1) All the Executive Board members must agree unanimously for a merger or dissolution.
2) The opinion of the Executive Board must be communicated to the Advisory Committee and two-thirds or more of the Advisory Committee must agree to the decision of the Executive Board.
3) Delft University of Technology must be informed about the decision of the Executive Board and a written approval must be obtained from the “International Office” in the university regarding the pending merger or dissolution.
4) All sponsors and donors to ISA Delft must be informed of the Board’s decision regarding a merger or a dissolution.
5) Proper legal procedure in accordance with Dutch law must be followed for a merger or a dissolution.

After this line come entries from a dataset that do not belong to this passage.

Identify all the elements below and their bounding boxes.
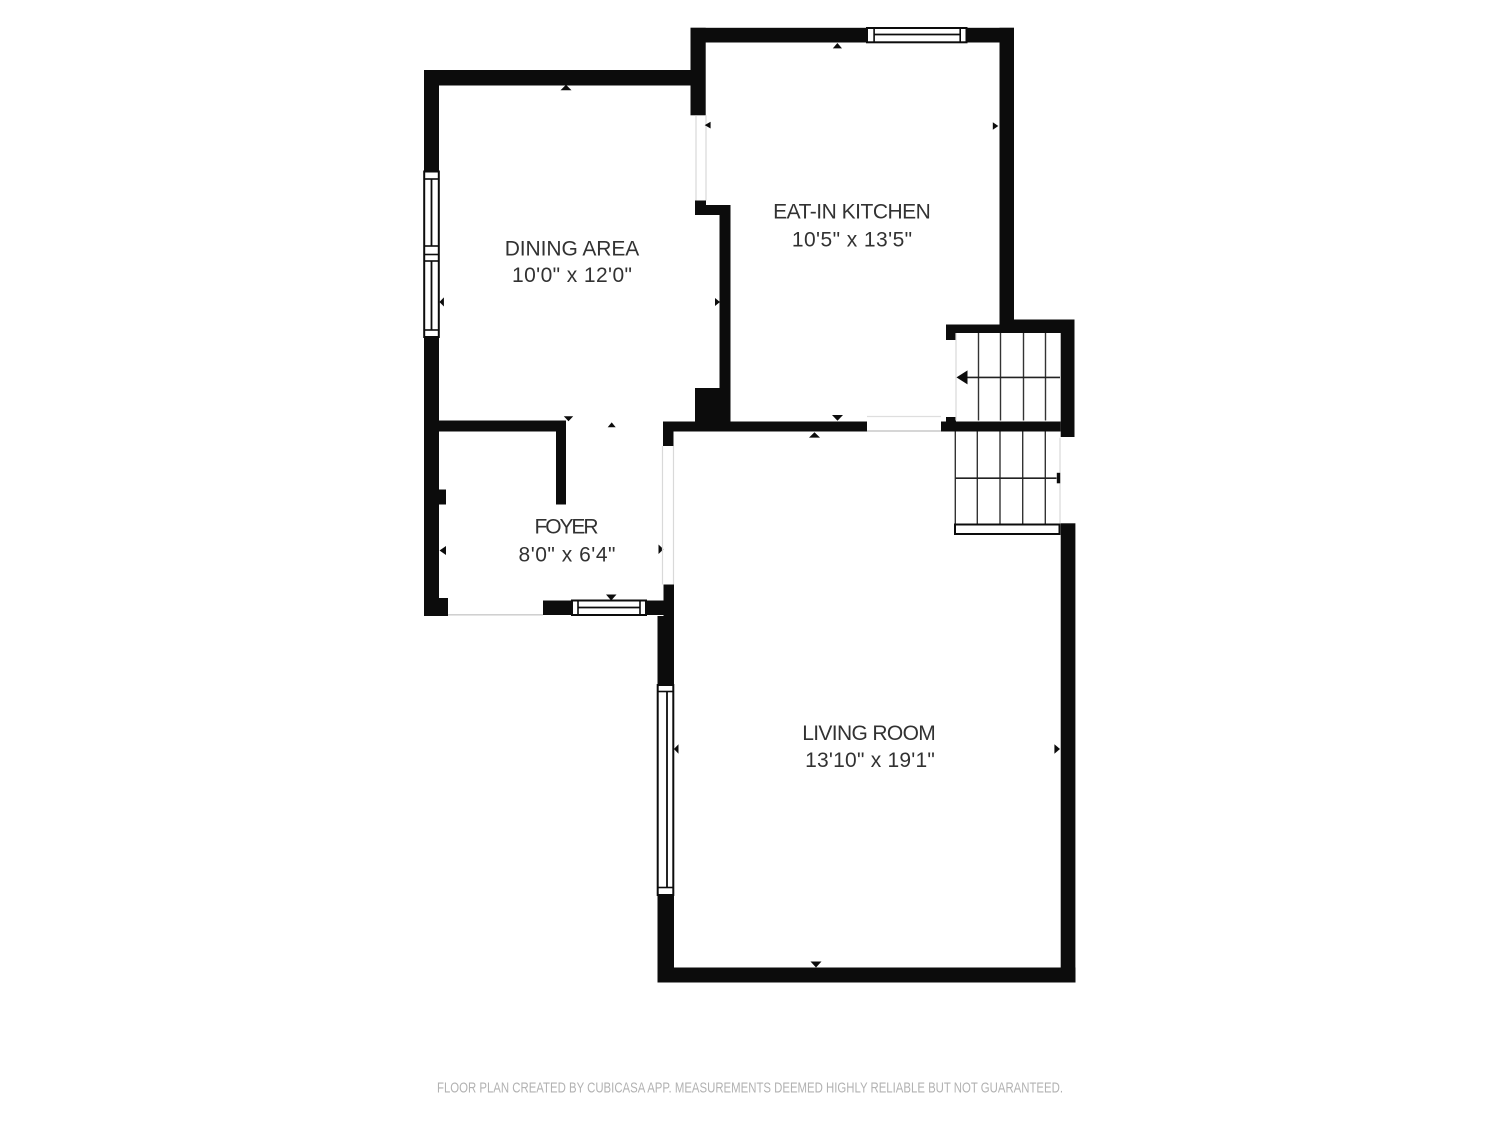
svg-text:8'0" x 6'4": 8'0" x 6'4"	[519, 544, 616, 567]
svg-text:10'5" x 13'5": 10'5" x 13'5"	[792, 229, 912, 252]
svg-text:10'0" x 12'0": 10'0" x 12'0"	[512, 264, 632, 287]
svg-text:FLOOR PLAN CREATED BY CUBICASA: FLOOR PLAN CREATED BY CUBICASA APP. MEAS…	[437, 1080, 1063, 1097]
svg-text:13'10" x 19'1": 13'10" x 19'1"	[805, 749, 935, 772]
svg-text:LIVING ROOM: LIVING ROOM	[802, 722, 936, 745]
svg-text:FOYER: FOYER	[535, 515, 599, 538]
svg-text:EAT-IN KITCHEN: EAT-IN KITCHEN	[773, 201, 931, 224]
svg-text:DINING AREA: DINING AREA	[505, 237, 640, 260]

In the event of a merger, the Executive Board of ISA Delft and the association merging with ISA Delft decide, unanimously, on the surplus /deficit of money in the account of ISA Delft.
In the event of a dissolution of ISA Delft, the surplus money in the account of ISA Delft will either given back to Delft University of Technology or audited by Delft University of Technology for the repayment to sponsors and other donors.

Financial regulations

Article 9.

ISA Delft is a non-profit organization and the Executive Board or the Advisory Committee members have no share in the surplus (if any) generated by the organization. The finances required for the regular functioning of the board has to be arranged by or with the approval of Delft University of Technology.
Any surplus generated during the organization of an event or owing to a sponsor must be used within the purview of the organization objectives.
The Treasurer is the financial head of the organization and is responsible and answerable to audits and financial checks performed by banks, sponsors or Delft University of Technology. ISA Delft will not raise money from students studying in Delft University of Technology and will operate on a donation basis from the students. Misappropriation of funds by any board member is a serious offence, and if proved can lead to the impeachment of the respective board member.

Changes to constitution

Article 10.

Any changes to this Constitution can be made by a majority approval at an Executive Board meeting. All Executive Board members must be provided with ample time and opportunity to contest the changes or agree to the changes. The changes in the constitution must be informed to the Advisory Committee as soon as it is ratified by the Executive Board members. During the knowledge transfer period, any changes in the Constitution must be done by the incumbent Executive Board with the consent of the previous Executive Board.
The constitution has been read, discussed and ratified by all the Executive Board members in the Board meeting held on 21st June 2011.